Ans 1. If Western allocate 90% of purchase amount to building and 10% to Land than it can affect the financial statement of company in following ways:-

  • Depreciation is caculated on building and not on land, thus compnay can claim more depreciation by allocating larger amount to building, as land is indestructible asset no depreciation is calculated on land.
  • This will help the company to reduce the tax liability and increase the amount profit after tax. Profit & Loss statement will show more profit in scnarion adopted by the company. If Company adopt realisitc approach the amount of profit will reduce to the reduced amount of depreciation claimed by the company.
  • Balance sheet of the company will show building at higher book value than paid which seems to be assets of company are over valued and will gradually decrease in term of depreciation. If adopted realistic approach then Land will remain as it is in fixed asset over the life of company and building will be depreciated over the time.
  • The main advantage that company can get tax benefit till the life span of company and can take more cash profit to its owners.

Ans 2. As per the genera accounting principles asset are to be valued at Historical cost or the cost of Purchase i.e Fair value of an asset.

The GAAP principle are being violated are:

  1. Historical Cost
  2. Fair Value

Ans 3. Ethically western should follow the realistic approach of acouting by valuing the building and land at 70% and 30% respectively of lumsum amount.
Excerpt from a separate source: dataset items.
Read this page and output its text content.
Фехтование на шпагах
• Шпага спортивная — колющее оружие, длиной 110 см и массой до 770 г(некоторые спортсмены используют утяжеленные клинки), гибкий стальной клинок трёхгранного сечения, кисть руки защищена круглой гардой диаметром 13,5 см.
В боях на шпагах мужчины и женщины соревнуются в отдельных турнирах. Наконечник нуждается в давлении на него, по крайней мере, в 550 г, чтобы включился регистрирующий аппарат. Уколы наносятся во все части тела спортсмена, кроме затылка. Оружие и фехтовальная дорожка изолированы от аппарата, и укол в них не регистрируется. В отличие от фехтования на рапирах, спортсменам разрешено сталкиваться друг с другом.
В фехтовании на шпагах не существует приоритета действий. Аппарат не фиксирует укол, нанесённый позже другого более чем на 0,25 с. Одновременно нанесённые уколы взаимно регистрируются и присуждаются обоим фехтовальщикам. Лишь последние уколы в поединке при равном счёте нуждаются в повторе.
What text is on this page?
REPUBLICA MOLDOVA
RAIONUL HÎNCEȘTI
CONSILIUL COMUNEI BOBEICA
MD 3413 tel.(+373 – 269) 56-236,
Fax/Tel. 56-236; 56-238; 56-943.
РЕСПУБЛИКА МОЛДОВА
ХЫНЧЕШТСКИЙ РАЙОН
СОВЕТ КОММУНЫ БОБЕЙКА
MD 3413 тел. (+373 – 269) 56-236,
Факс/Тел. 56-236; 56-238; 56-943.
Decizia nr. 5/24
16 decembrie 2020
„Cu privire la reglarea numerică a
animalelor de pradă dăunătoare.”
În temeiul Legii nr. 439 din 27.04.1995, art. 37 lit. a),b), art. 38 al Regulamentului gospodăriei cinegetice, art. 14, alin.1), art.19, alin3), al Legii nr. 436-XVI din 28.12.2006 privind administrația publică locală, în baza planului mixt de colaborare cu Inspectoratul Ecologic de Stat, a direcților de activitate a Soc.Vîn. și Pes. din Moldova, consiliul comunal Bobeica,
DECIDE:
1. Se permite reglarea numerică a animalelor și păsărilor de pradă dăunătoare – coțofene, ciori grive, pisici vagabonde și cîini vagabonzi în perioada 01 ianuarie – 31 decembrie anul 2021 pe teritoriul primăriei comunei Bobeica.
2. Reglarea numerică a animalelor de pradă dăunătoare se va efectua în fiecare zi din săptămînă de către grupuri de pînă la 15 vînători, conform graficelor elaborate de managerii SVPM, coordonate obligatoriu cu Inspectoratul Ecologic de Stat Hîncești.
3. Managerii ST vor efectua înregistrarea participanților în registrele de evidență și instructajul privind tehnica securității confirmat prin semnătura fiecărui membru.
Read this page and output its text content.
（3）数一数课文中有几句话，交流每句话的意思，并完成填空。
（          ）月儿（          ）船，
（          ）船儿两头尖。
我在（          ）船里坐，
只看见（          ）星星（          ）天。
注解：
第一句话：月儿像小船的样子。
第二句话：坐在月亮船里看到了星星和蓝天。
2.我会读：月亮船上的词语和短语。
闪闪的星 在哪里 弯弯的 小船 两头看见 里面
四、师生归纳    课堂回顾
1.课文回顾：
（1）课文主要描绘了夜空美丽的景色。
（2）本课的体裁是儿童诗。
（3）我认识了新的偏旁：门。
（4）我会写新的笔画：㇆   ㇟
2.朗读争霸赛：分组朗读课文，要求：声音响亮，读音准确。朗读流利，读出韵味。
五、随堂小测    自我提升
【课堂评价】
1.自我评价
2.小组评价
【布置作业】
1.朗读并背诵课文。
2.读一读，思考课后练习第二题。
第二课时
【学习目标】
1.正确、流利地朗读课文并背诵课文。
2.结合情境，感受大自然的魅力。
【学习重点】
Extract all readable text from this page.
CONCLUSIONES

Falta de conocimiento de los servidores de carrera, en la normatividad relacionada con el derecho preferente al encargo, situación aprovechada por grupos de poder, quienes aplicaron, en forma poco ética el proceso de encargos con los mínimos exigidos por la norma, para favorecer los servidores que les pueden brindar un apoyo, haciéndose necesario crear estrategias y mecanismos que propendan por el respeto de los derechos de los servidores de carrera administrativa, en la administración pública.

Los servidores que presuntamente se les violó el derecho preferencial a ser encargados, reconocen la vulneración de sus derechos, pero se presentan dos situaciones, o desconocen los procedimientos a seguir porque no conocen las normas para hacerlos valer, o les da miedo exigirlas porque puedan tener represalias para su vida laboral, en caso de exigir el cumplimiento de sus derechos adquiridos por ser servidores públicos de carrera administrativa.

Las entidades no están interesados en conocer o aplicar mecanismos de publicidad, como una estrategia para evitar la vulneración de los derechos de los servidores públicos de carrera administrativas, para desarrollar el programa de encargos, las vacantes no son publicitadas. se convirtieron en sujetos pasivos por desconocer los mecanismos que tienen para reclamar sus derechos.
Here westers is not acting in good faith and not accounting in ethical manner.

Ans 4. This method of accouting will harm the companies stakeholders by overvaluing the Balancesheet and profit & Loss statment. They can also be charged for misrepresenation of facts by tax department inorder to claim higher expense than actual. This will impact the reputation of company and may decrease its value.

Ans 5. It is adviced to the western that it should adopt realistic approach for valuation of Land and Building rather than current approach.